Why have not bank voles evolved sex-specific gene expression to resolve this sexual conflict for fitness? First, most genes are, to some degree, pleiotropic [66–68] and such constraints may hinder the resolution of sexual antagonism [69]. Owing to the multiple functions of T and thus complex selective pressures, we predict that pleiotropic constraints are likely to be strong on T as highlighted by Schroderus et al. [45]. Second, female bank voles are known to mate polyandrously, producing litters with multiple sires [39], a strategy that may alone mitigate the disparity between progeny quality [70]. However, when sire genotypes have differential fitness effects on sons versus daughters, female side-blotched lizards, Uta stansburiana, are capable of altering progeny sex ratio accordingly [17,26,71]. We also found evidence for cryptic sex ratio bias in bank voles as the litters of high-quality females (LL: high fecundity) were biased towards daughters and low-quality females (HH: low fecundity) towards sons (figure 4).
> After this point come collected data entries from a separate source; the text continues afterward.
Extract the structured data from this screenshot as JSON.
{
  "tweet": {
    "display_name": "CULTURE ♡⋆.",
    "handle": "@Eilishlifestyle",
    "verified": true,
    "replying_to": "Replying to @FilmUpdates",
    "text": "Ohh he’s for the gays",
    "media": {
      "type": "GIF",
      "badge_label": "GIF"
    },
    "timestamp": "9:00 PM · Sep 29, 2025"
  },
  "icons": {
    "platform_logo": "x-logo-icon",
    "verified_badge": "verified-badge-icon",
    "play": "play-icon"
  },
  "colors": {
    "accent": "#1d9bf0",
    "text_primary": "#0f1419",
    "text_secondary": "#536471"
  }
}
This raises the possibility of whether females could actively bias their litter sex ratio to increase their fitness either through daughters or sons as a function of their genotype, or whether differential litter sex ratios between maternal lines are a physiological response to female circulating T levels.
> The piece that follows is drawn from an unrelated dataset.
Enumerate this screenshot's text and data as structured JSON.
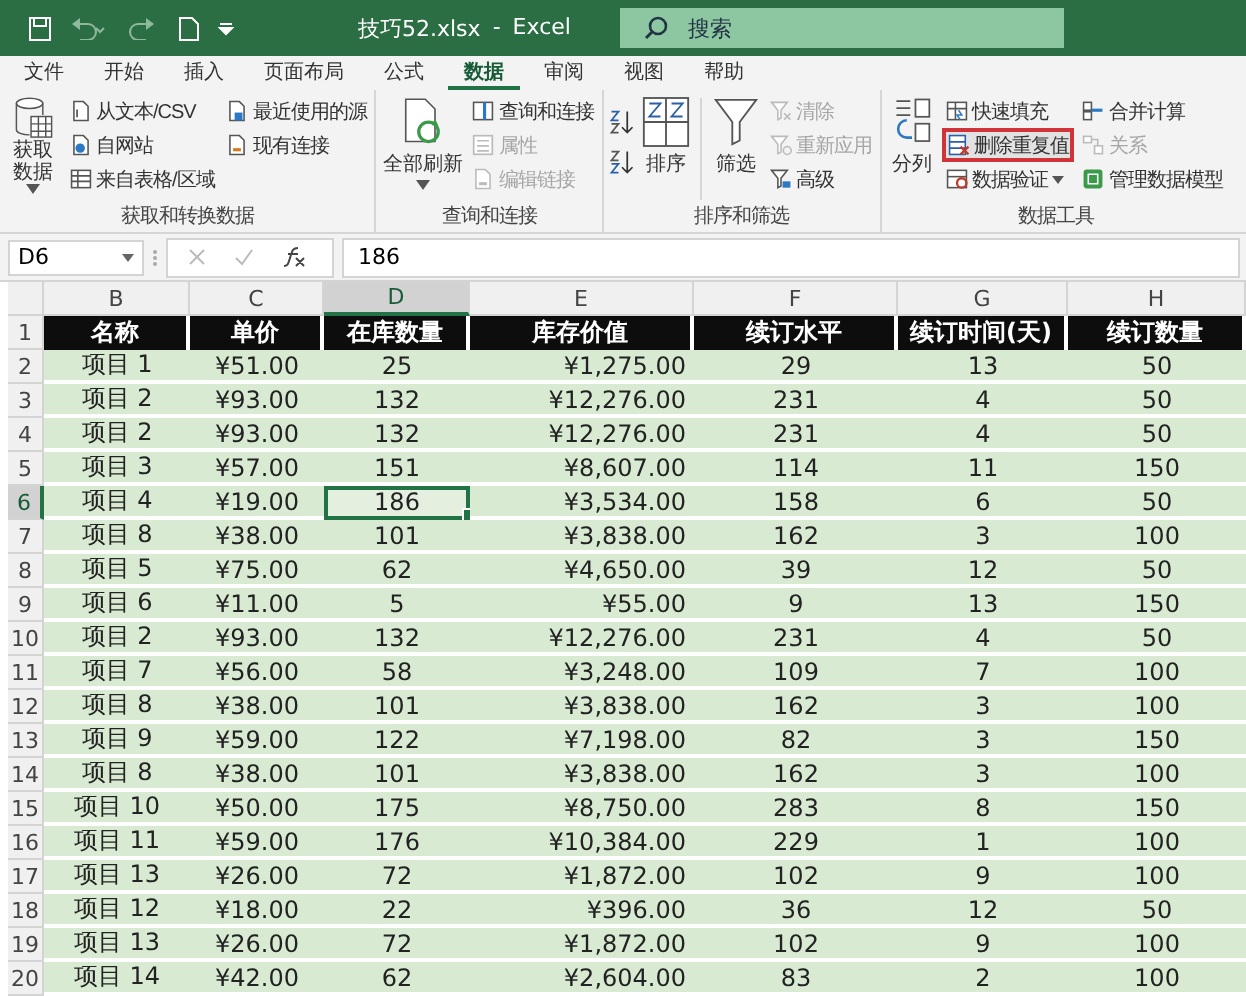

The bank vole is naturally exposed to considerable sources of spatial and temporal environmental variation creating a variable selective environment that may partly resolve the negative correlation in fitness between siblings. Bank vole population densities fluctuate with distinct density cycles in northern Fennoscandia [72] and a genotype-by-environment interaction has been found on male bank vole reproductive success [41], thus under changing environmental conditions the correlation between sibling fitness may vary. Bank voles also show a phenotypic and genetic trade-off between immune response and T [43–45] and measures of immunity differ across density cycles [73]. Therefore, selection on different immune-related traits is likely to differ between peak and crash years with concomitant effects of fitness and its correlation between the sexes. Recent theoretical and empirical data also highlights that genetic variation in sexually antagonistic traits can be maintained via negative frequency-dependent selection [74]. Variable selection environments may select for different traits in one or both of the sexes, potentially altering the correlation in fitness between them, and may thus play a role in maintaining the negative correlation in fitness between bank vole siblings.